Choisir l'avenir

Pierre Bergeron
Le Droit

Pendant que s'engage la campagne électorale à Gatineau, que des élections fédérales se profilent à l'horizon et que le conseil municipal d'Ottawa cherche toujours ses repères, les citoyens de la région sont appelés à participer, la semaine prochaine, à un vaste exercice de planification à très long terme sur l'avenir de la région.

Amorcée l'an dernier, Choisir notre avenir est une initiative de planification conjointe d'Ottawa, de Gatineau et de la Commission de la capitale nationale qui, à l'image d'un avion furtif, ne semble pas avoir vraiment décollé dans la région en général et à Gatineau, en particulier.
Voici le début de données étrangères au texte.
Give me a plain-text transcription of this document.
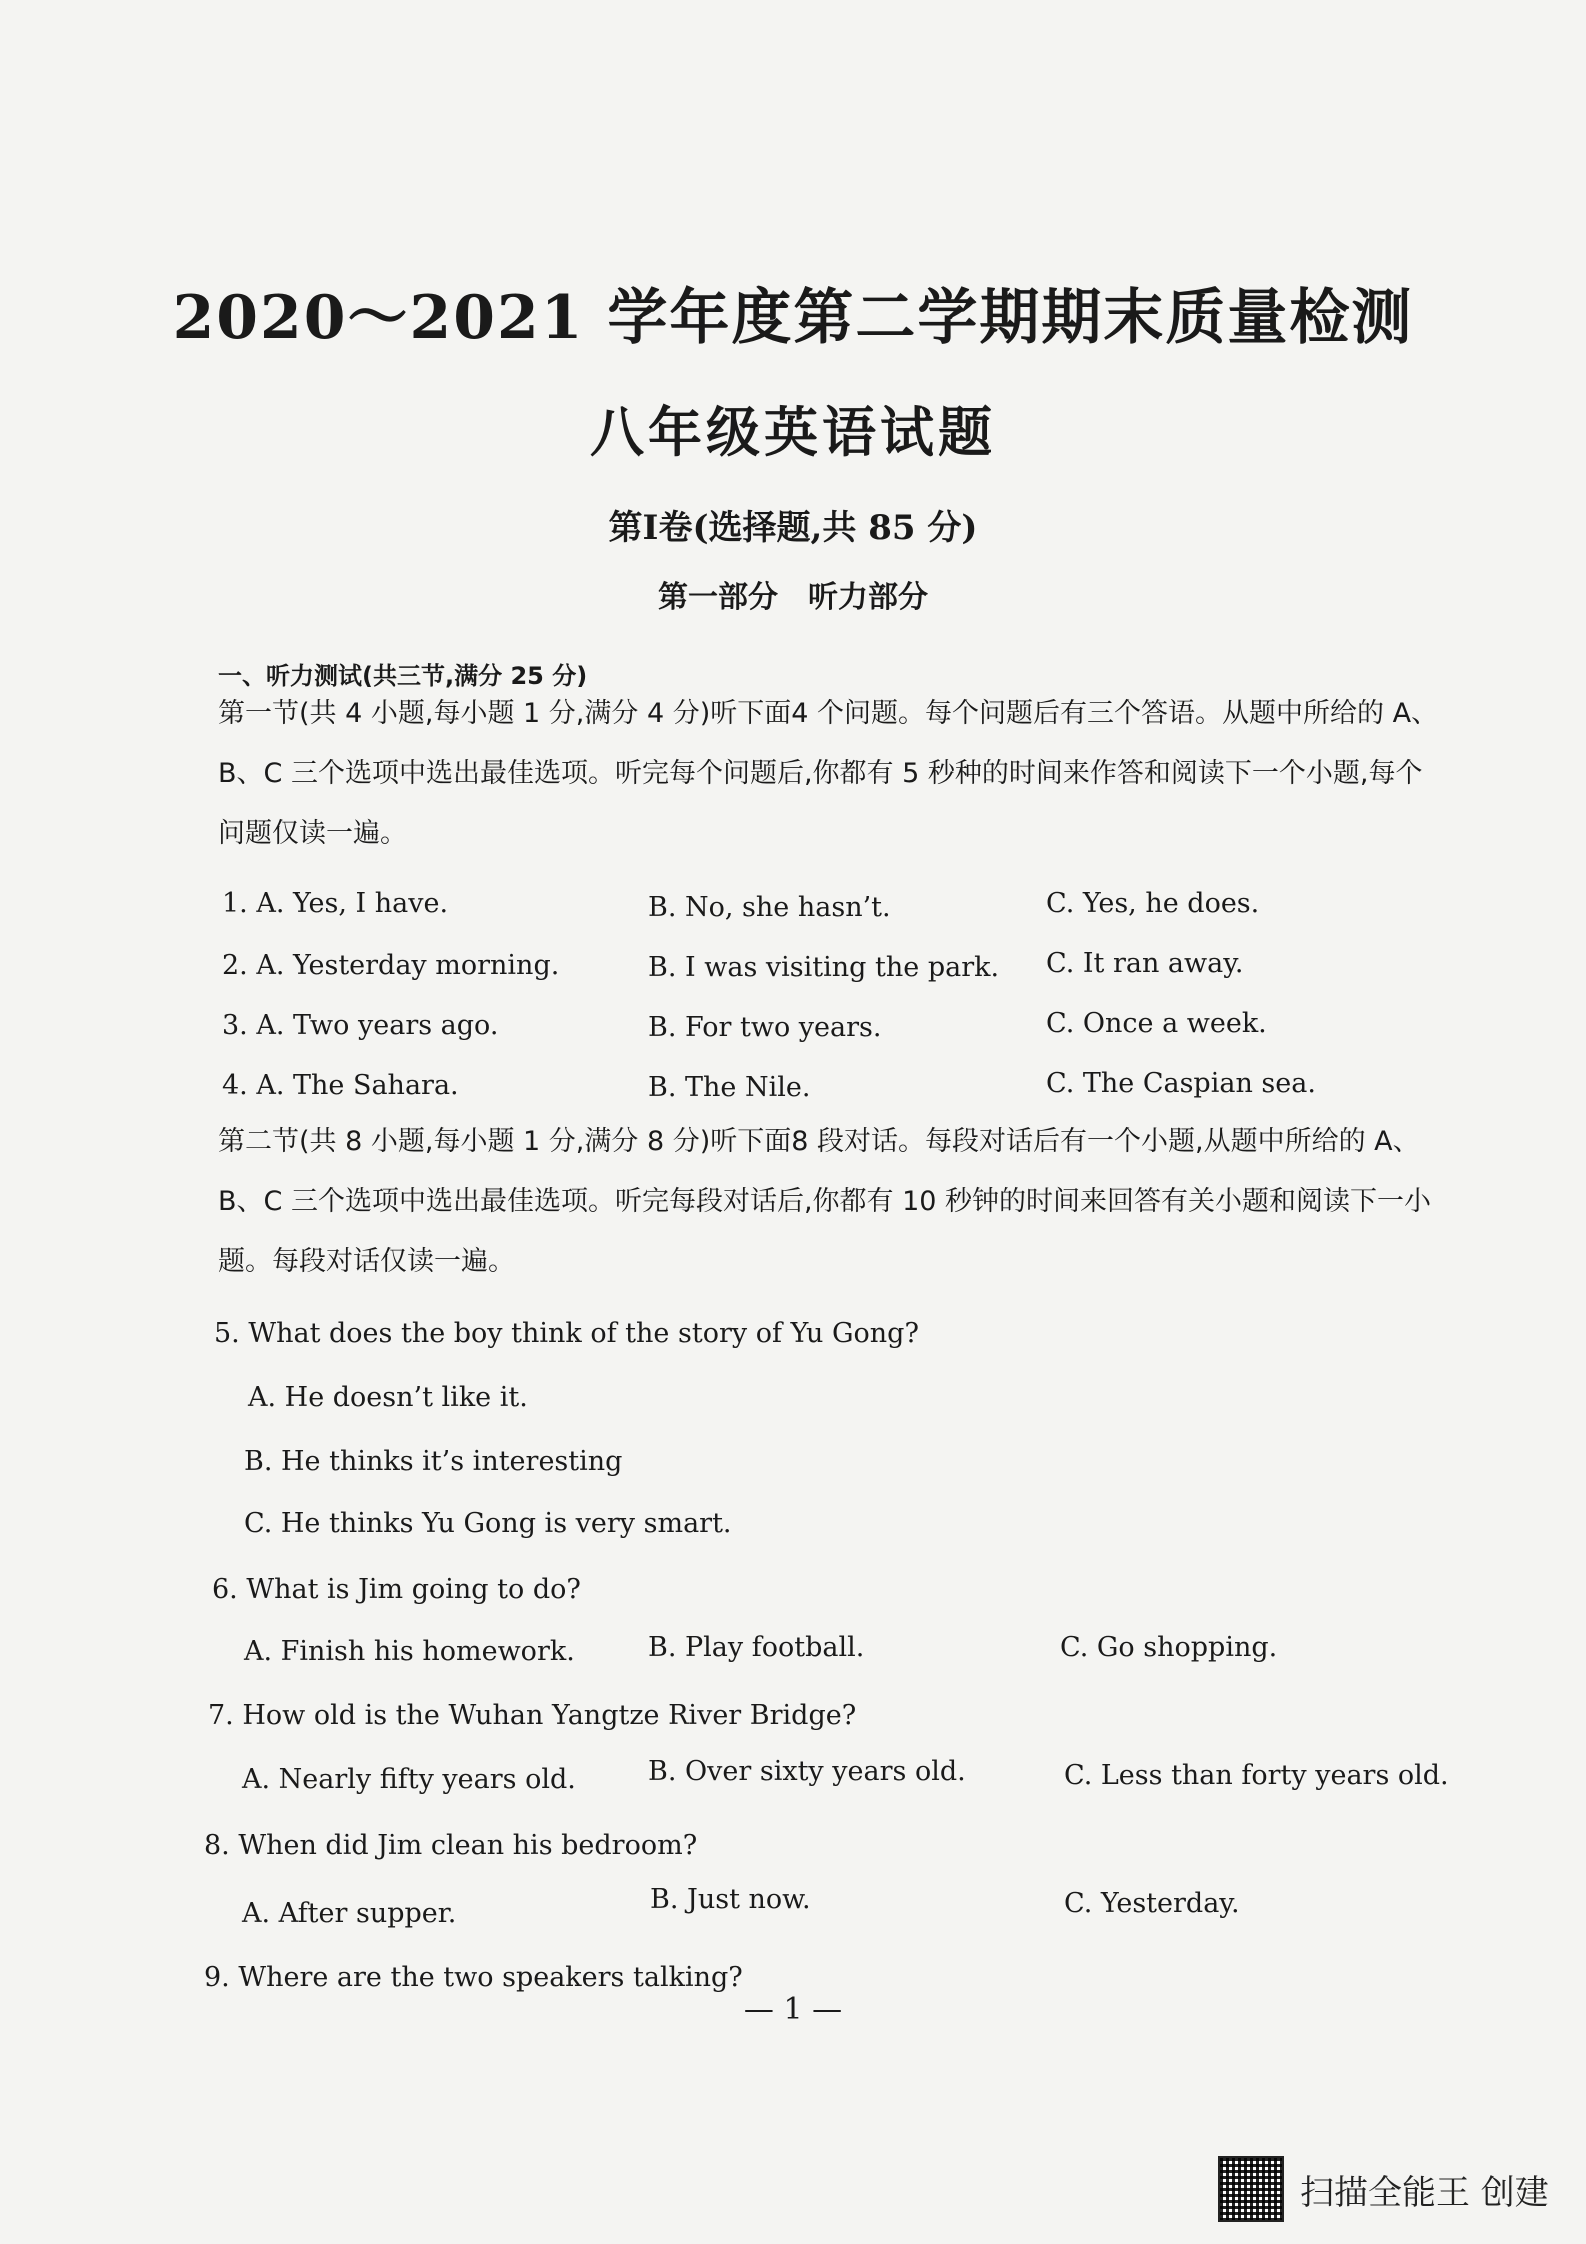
2020～2021 学年度第二学期期末质量检测
八年级英语试题
第Ⅰ卷(选择题,共 85 分)
第一部分　听力部分
一、听力测试(共三节,满分 25 分)
第一节(共 4 小题,每小题 1 分,满分 4 分)听下面4 个问题。每个问题后有三个答语。从题中所给的 A、B、C 三个选项中选出最佳选项。听完每个问题后,你都有 5 秒种的时间来作答和阅读下一个小题,每个问题仅读一遍。
1. A. Yes, I have.	B. No, she hasn’t.	C. Yes, he does.
2. A. Yesterday morning.	B. I was visiting the park. C. It ran away.
3. A. Two years ago.	B. For two years.	C. Once a week.
4. A. The Sahara.	B. The Nile.	C. The Caspian sea.
第二节(共 8 小题,每小题 1 分,满分 8 分)听下面8 段对话。每段对话后有一个小题,从题中所给的 A、B、C 三个选项中选出最佳选项。听完每段对话后,你都有 10 秒钟的时间来回答有关小题和阅读下一小题。每段对话仅读一遍。
5. What does the boy think of the story of Yu Gong?
A. He doesn’t like it.
B. He thinks it’s interesting
C. He thinks Yu Gong is very smart.
6. What is Jim going to do?
A. Finish his homework.	B. Play football.	C. Go shopping.
7. How old is the Wuhan Yangtze River Bridge?
A. Nearly fifty years old.	B. Over sixty years old.	C. Less than forty years old.
8. When did Jim clean his bedroom?
A. After supper.	B. Just now.	C. Yesterday.
9. Where are the two speakers talking?
— 1 —
扫描全能王 创建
C'est à la fois dommage et tout à fait compréhensible. C'est surtout mal vendu par ceux qui en sont ultimement responsables : nos élus et nos dirigeants. Les villes d'Ottawa et de Gatineau discutent depuis plusieurs années de planification conjointe et de viabilité écologique de la grande collectivité d'un million qu'elles constituent. Malheureusement, la rivière des Outaouais est souvent davantage une frontière qu'un cours d'eau partagé - et souvent pollué - par une seule et même région.
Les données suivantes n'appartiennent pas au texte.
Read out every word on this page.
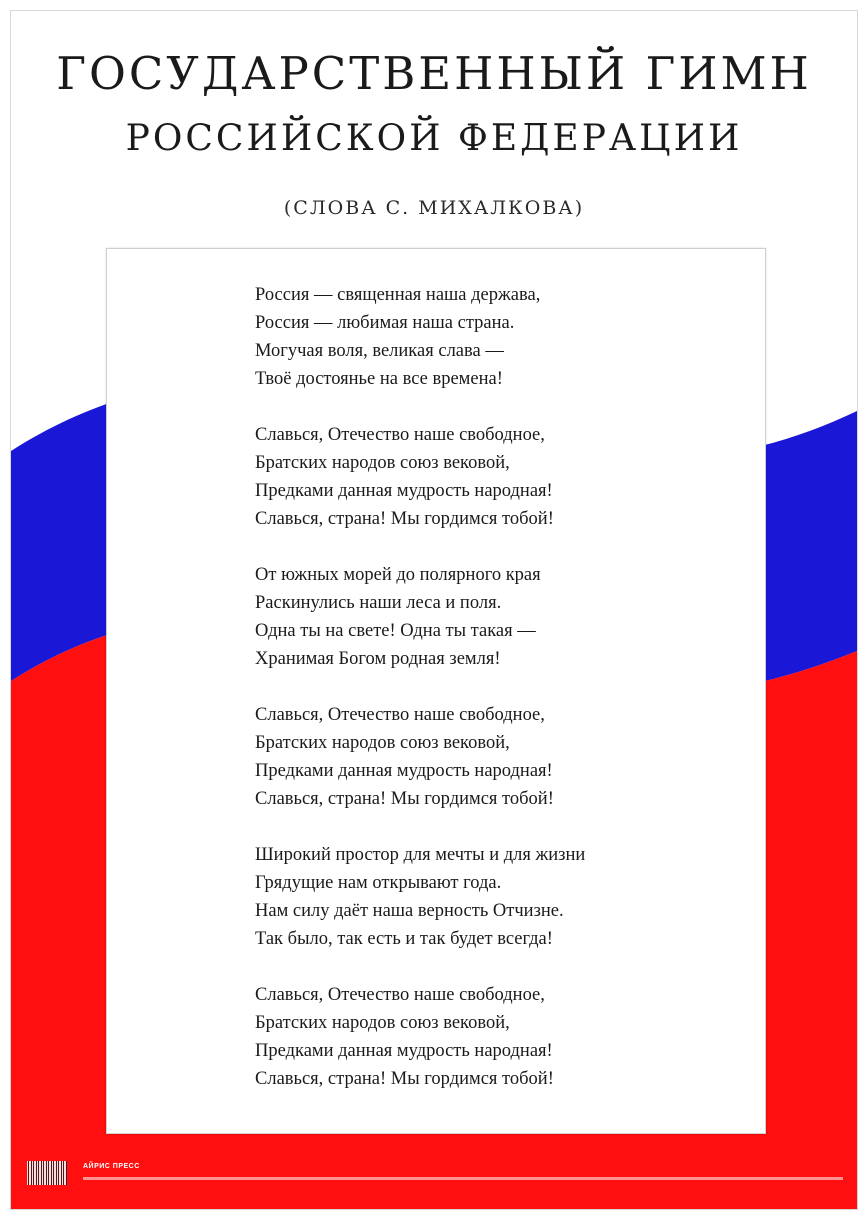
ГОСУДАРСТВЕННЫЙ ГИМН
РОССИЙСКОЙ ФЕДЕРАЦИИ
(СЛОВА С. МИХАЛКОВА)
Россия — священная наша держава,
Россия — любимая наша страна.
Могучая воля, великая слава —
Твоё достоянье на все времена!
Славься, Отечество наше свободное,
Братских народов союз вековой,
Предками данная мудрость народная!
Славься, страна! Мы гордимся тобой!
От южных морей до полярного края
Раскинулись наши леса и поля.
Одна ты на свете! Одна ты такая —
Хранимая Богом родная земля!
Славься, Отечество наше свободное,
Братских народов союз вековой,
Предками данная мудрость народная!
Славься, страна! Мы гордимся тобой!
Широкий простор для мечты и для жизни
Грядущие нам открывают года.
Нам силу даёт наша верность Отчизне.
Так было, так есть и так будет всегда!
Славься, Отечество наше свободное,
Братских народов союз вековой,
Предками данная мудрость народная!
Славься, страна! Мы гордимся тобой!
АЙРИС ПРЕСС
Comme le partage des idées, la réflexion sur notre avenir est trop souvent asymétrique.

Une situation complexe

Dans la pléthore d'exercices de planification, de vision et de prospective auxquelles doivent s'astreindre les organisations et les collectivités, il est difficile de mettre un peu d'ordre et de hiérarchie. Le problème est d'autant plus complexe dans la région de la capitale nationale que les trois principaux acteurs de la planification urbaine opèrent sur deux niveaux (le fédéral et le provincial), dans deux provinces (l'Ontario et le Québec), ainsi que sur deux modes de représentation (démocratique, pour Ottawa et Gatineau, et administratif, pour la CCN).

On comprendra qu'il est impossible de faire abstraction de cette dernière dans tout exercice de planification. On comprendra surtout que les élus d'Ottawa et de Gatineau doivent répondre à des impératifs politiques qui rendent de tels exercices difficilement réalisables.

Cela ne signifie pas qu'un exercice de partenariat et de planification tripartite comme Choisir notre avenir soit inutile. En effet, il permet de brasser des idées, d'envisager des solutions, de tester des hypothèses.

Par ailleurs, comme cette initiative se propose de « mettre au point des plans d'action pertinents », on doit se demander comment cinq ordres de gouvernements - le fédéral, l'Ontario, le Québec, Ottawa et Gatineau - s'y prendront pour coordonner leurs actions pour que « les décisions de planifications et de développement prises à court terme (soient) motivées par une vision à long terme qui profitera aux prochaines générations ». Car Choisir notre avenir veut définir une « vision pour les 100 prochaines années » et « un plan d'action de 30 ans ».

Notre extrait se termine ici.